Из гардероба Раймонда он выбрал одежду, как можно больше напоминавшую его оперенье, но то, что прежде казалось блестящим проявлением естественной красоты, теперь выглядело шутовским костюмом: мишурой на жировых складках. Что до Терезы, она тоже постаралась, по мере возможности, вернуться к былому облику, накинув на плечи несколько джемперов и пальто (серых и зеленых), и теперь сгибалась под их тяжестью почти вдвое.
– Думаю, если мы не будем привлекать внимания, то уцелеем, – сказала она.
– Ты хочешь зайти или нет?
Тереза пожала плечами.
– Я есть хочу, – прошептала она.
Крадучись, они проскользнули внутрь и блуждали меж стеллажей, то наклоняясь, то поднимаясь на цыпочки, выбирая лакомства: печенье, конфеты, орешки, морковки и большую бутылку вишневого бренди, к которому Раймонд – втайне ото всех – пристрастился с прошлого сентября. Затем они поднялись на холм и оказались на скамейке у Крайстчерч на вершине Крауч-Энд-Хилл. Хотя деревья у церкви стояли голые, сетка ветвей немного защищала скитальцев от дождя, и они присели, чтобы перекусить, выпить и обсудить обретенную свободу.
– Я чувствую огромную ответственность, – сказала Тереза.
– Правда? – спросил Пиджин, забирая бутылку бренди из ее чешуйчатых пальцев. – Почему это?
– Разве не ясно? Мы ходячее доказательство чуда. Мы видели вознесение святого…
– И его деяния тоже, – добавил Пиджин. – Все эти дети, миленькие маленькие девочки, исцеленные его добродетелью. Он был великим человеком.
– Думаю, им не особо нравилось лечение, – заметила Тереза. – Они много плакали.
– Наверное, от холода. Они были голенькими, а его руки липкими.
– И, возможно, его пальцам недоставало ловкости. Но он был великим человеком, твои слова. Ты закончил с бренди?
Пиджин протянул бутылку – уже полупустую – подруге.
– Я видел, что его пальцы хорошо так соскальзывали, – продолжил попугаечеловек. – Обычно…
– Обычно?
– Ну, если подумать, все время…
– Все время?
– Он был великим человеком.
– Все время.
– …в промежность.
С минуту они сидели в молчании, обдумывая это.
– Знаешь что? – наконец сказала Тереза.
– Что?
– Думаю, наш дядюшка Раймонд был грязным извращенцем.
Еще одна долгая пауза. Пиджин глядел сквозь ветви в беззвездное небо.
– Что будет, если они это выяснят?
– Зависит от того, веришь ты в божественное прощение или нет, – Тереза снова отхлебнула бренди. – Лично я думаю, что мы нашего Раймонда больше не увидим.

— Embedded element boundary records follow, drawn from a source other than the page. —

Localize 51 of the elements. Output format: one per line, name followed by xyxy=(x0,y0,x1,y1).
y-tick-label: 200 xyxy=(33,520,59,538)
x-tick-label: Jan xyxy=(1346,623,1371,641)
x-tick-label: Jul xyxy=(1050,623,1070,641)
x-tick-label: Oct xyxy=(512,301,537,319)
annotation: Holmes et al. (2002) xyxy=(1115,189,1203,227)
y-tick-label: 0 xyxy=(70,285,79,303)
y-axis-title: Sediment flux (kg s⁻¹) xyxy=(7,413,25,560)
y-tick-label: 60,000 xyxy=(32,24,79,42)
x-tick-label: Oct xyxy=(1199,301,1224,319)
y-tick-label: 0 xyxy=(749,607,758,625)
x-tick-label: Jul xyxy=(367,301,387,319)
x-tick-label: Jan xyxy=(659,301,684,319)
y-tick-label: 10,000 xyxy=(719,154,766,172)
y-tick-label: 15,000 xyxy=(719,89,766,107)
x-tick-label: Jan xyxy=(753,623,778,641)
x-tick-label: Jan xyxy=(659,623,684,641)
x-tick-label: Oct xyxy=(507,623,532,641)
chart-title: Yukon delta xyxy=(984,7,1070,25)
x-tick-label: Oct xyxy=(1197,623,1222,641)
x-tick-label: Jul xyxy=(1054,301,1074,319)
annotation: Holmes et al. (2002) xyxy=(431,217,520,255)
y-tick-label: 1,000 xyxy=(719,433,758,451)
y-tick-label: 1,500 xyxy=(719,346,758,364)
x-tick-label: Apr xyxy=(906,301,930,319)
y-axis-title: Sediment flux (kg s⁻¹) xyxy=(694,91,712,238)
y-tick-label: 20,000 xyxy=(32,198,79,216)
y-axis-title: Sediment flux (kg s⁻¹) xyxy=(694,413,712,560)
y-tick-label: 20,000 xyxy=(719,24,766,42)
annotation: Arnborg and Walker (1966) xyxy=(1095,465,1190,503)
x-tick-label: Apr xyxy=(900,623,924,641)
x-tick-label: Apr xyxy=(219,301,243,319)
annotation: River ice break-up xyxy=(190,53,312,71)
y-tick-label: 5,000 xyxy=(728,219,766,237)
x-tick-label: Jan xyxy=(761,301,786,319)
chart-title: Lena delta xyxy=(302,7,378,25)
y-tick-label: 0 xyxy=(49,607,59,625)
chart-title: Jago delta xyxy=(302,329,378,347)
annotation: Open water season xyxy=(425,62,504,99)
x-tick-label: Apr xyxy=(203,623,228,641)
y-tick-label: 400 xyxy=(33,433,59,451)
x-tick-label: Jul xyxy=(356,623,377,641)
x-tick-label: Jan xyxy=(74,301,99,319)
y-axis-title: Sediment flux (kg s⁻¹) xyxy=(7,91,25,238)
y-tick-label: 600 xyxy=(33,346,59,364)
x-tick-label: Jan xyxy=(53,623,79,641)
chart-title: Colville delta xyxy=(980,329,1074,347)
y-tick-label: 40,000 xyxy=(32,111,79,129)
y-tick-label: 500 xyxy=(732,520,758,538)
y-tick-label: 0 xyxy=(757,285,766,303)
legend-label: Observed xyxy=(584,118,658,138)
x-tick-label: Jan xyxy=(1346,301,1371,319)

Святой так и не понял, что его выдало: неподобающий взгляд на херувима или то, как он иногда спотыкался на слове «дитя». Раймонд знал одно: секунду назад он пребывал в компании пресветлых душ, каждый шаг которых зажигает звезды, а теперь их чистые лица смотрели на него с ненавистью, и воздух, прежде наполнявший грудь восторгом, превратился в березовые розги, стегавшие его в кровь.